We use our characterization to answer a question by Bernal [L. Bernal-Gonzalez, Disjoint hypercyclic operators, Studia Math. 182 Vol 2 (2007) 113-131, Problem 3],
whether finitely many hypercyclic composition operators on H(D) generated by non-elliptic automorphisms are disjoint.We also apply our characterization to provide N > 1 invertible hypercyclic operators that are disjoint and so that their inverses are not disjoint supercyclic, solving a problem by Bes and Peris [J. Bes and A. Peris, Disjointness in hypercyclicity, J. Math. Anal. Appl. 336 (2007) 297-315, Problem 3].
We also provide characterizations for disjointness of finitely many hypercyclic (respectively, supercyclic) sequences of composition operators with automorphic symbols of any simply connected domain.

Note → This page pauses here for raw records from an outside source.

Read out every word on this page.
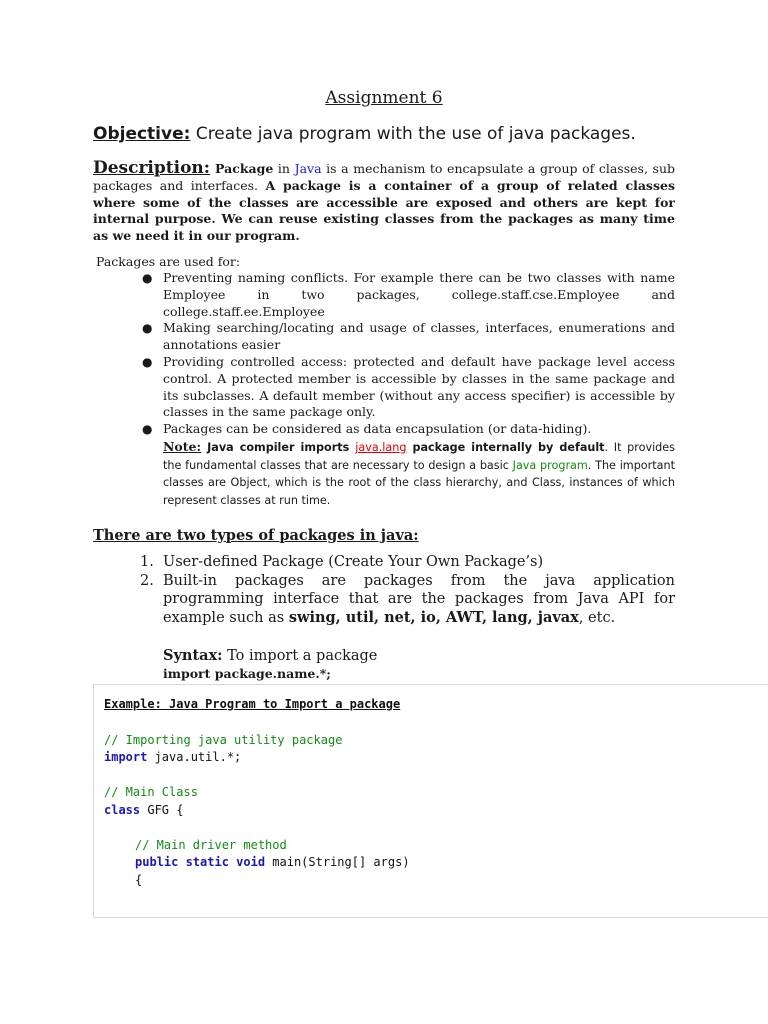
Assignment 6
Objective: Create java program with the use of java packages.
Description: Package in Java is a mechanism to encapsulate a group of classes, sub packages and interfaces. A package is a container of a group of related classes where some of the classes are accessible are exposed and others are kept for internal purpose. We can reuse existing classes from the packages as many time as we need it in our program.
Packages are used for:
● Preventing naming conflicts. For example there can be two classes with name Employee in two packages, college.staff.cse.Employee and college.staff.ee.Employee
● Making searching/locating and usage of classes, interfaces, enumerations and annotations easier
● Providing controlled access: protected and default have package level access control. A protected member is accessible by classes in the same package and its subclasses. A default member (without any access specifier) is accessible by classes in the same package only.
● Packages can be considered as data encapsulation (or data-hiding).
Note: Java compiler imports java.lang package internally by default. It provides the fundamental classes that are necessary to design a basic Java program. The important classes are Object, which is the root of the class hierarchy, and Class, instances of which represent classes at run time.
There are two types of packages in java:
1. User-defined Package (Create Your Own Package’s)
2. Built-in packages are packages from the java application programming interface that are the packages from Java API for example such as swing, util, net, io, AWT, lang, javax, etc.
Syntax: To import a package
import package.name.*;
Example: Java Program to Import a package
// Importing java utility package
import java.util.*;
// Main Class
class GFG {
// Main driver method
public static void main(String[] args)
{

We show that finitely many sequences of composition operators induced by automorphic symbols are disjoint hypercyclic if and only if they are disjoint supercyclic, complementing and improving recent work by Bernal, Bonilla, and Calderon [L. Bernal-Gonzalez, A. Bonilla and M. C. Calderon-Moreno, Compositional hypercyclicity equals supercyclicity, Houston Journal of Mathematics 3 No 2 (2007) 581-591].
Finally, we characterize disjointness among powers of supercyclic shift operators on ℓp spaces (1 ≤ p, p finite) complementing the study of the hypercyclic case by Bes and Peris.